А липа уже не жила — умирала.
Но он этого не знал.
А даже если бы и знал, что это могло изменить…
На улице, как всегда в девятом часу, было многолюдно, но рухнувшее дерево, к счастью, никого не задело. Пострадали только газетный киоск, закрытый по случаю переучета, — его раздавило, как куриное яйцо, и похоронило под верхушкой вместе со старыми, нераспроданными газетами, журналами и фотографиями киноартистов, да синяя «Волга» — хлесткими ветвями ей выбило лобовое стекло и малость помяло капот. Молоденький шофер, совсем мальчишка, уже выбрался из кабины и срывающимся, петушиным тенорком на все лады костерил горсовет: хозяева, называется, дожились, что деревья людям на головы валятся! Хорошо, успел тормознуть, а ежели б — да под ствол?! Прохожие, обступившие его, нервно посмеивались, еще не оправившись от испуга.
Липа сломалась примерно в полуметре от земли, выжив до самого конца весь свой долгий век. Подойдя поближе, Вересов увидел неровную, зазубренную рвань комля, коричневое месиво трухи. Дерево лишь казалось несокрушимым, на самом деле оно уже давно сгнило на корню, и приходилось лишь удивляться, что рухнуло именно теперь, а не весной, когда нахлобучило на голые ветки тяжеленный малахай листьев. Теперь листья уже осыпа́лись, шуршащей жестяной рекой стекая на тротуар, на мостовую; с каждым днем, с каждым порывом ветра все легче становилась ноша, которую несла на себе липа; теперь бы ей, кажется, стоять и стоять до следующей весны, когда ветры вновь ударят в тугой зеленый парус, а она не устояла — сдалась.
Надрываясь, гудели машины — по обе стороны завала уже вытянулись длинные нетерпеливые хвосты. Машинам не было никакого дела до рухнувшего дерева, их ждали срочные грузы, дальние дороги, и какой-то запасливый шофер в потрепанной кожаной куртке уже вытащил из-под сиденья старенького грузовичка пилу и топор и скликал помощников расчищать дорогу.
Со всех сторон к рухнувшей липе спешили зеваки: интересно! В сгущающейся толпе Вересов почувствовал себя лишним. Он зачерпнул горсть трухи. Сухая и мягкая, как дорожная пыль, труха коричневым дымком просеялась между пальцами. «Придите и примите последнее целование…» Пришел. Принял. Пора возвращаться. До отлета в Москву — час сорок семь. На столе — неоконченная статья. Может, удастся дописать? Все-таки час сорок семь, а работы осталось — кот наплакал: две-три странички. Хорошо бы окончить, чтоб не заниматься этим в гостинице, урывками, на совещании. Нет, ничего не выйдет, не то настроение. А при чем тут настроение? Да при том при самом…
«Ольга обрадуется, — с внезапным раздражением подумал Николай Александрович. — Все ей солнца не хватало, света… Теперь будет много света, хоть отбавляй!»

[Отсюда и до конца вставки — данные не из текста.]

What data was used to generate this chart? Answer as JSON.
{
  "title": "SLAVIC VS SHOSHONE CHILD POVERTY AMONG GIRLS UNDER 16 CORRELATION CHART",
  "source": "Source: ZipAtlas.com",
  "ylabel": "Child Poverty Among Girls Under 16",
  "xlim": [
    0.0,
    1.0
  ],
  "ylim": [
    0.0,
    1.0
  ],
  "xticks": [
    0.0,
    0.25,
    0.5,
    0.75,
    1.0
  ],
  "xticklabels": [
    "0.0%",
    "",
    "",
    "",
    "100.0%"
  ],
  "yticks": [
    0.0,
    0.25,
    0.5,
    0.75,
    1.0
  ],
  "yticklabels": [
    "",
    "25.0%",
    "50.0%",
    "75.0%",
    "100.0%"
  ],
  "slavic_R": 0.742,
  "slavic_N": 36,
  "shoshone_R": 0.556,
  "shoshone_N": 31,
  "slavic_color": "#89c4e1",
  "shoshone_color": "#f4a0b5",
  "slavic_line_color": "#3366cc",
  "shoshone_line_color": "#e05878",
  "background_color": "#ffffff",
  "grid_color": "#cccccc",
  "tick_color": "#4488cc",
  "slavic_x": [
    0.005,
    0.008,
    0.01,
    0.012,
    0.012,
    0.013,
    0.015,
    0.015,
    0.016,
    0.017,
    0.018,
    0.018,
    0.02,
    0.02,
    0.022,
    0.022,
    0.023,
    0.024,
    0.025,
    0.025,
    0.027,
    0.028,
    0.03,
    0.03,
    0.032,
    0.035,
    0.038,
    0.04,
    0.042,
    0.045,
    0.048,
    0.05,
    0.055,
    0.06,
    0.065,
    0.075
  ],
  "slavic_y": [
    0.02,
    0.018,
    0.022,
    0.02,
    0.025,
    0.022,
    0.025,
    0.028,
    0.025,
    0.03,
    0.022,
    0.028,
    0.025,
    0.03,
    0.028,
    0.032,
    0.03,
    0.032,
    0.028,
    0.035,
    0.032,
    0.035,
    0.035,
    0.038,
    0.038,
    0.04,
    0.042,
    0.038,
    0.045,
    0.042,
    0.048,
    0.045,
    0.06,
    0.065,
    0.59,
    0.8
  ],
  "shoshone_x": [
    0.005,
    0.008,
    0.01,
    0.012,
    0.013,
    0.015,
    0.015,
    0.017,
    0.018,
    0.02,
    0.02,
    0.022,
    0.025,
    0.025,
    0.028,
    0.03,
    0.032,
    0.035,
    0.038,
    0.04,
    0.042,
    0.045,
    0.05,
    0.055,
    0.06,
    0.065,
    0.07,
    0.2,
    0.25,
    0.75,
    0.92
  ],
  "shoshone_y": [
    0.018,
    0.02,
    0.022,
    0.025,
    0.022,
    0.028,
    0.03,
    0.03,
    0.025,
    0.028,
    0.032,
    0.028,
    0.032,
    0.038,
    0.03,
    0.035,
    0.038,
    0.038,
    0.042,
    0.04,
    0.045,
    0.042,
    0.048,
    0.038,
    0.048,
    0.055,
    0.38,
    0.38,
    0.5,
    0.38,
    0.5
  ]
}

С пугающей ясностью он ощутил, что его раздражение вызвано вовсе не видом рухнувшей липы. Жалко, конечно, ну да что ж, посадят другую, глядишь, через сто лет повыше этой вымахает. Не липы — устойчивости нету, равновесия, душевного покоя. Словно идешь по тонкому, лишь вчера морозом схваченному льду, а под ногами трещит, и следы наливаются черной стылой водой. Словно все сломалось, как это дерево, все, чем ты жил, на чем стоял, что казалось тебе вечным и незыблемым, как сама земля…
— Здравия желаем, товарищ профессор! — услышал Николай Александрович зычный, по-командирски раскатистый голос и обернулся, непроизвольным движением сунув за спину руку в древесной трухе, как когда-то прятал от матери зажатый в кулаке кусок сахара, если она, случалось, застигала у открытого буфета. Перед ним, вскинув плотно сжатые пальцы к лаковому козырьку фуражки, стоял моложавый на вид полковник, летчик. Невысокий, почти квадратный, с редкими оспинками на круглом широкоскулом лице и белесыми соломенными бровками, под которыми весело щурились синие глаза, полковник усмехался, поблескивая золотой коронкой, тщательно отутюженный, выбритый, начищенный. Красивая, по-мальчишечьи стройная женщина с очень короткими светлыми волосами, небрежно отброшенными к затылку, испуганно дергала полковника за рукав, сконфуженная его грохочущим басом.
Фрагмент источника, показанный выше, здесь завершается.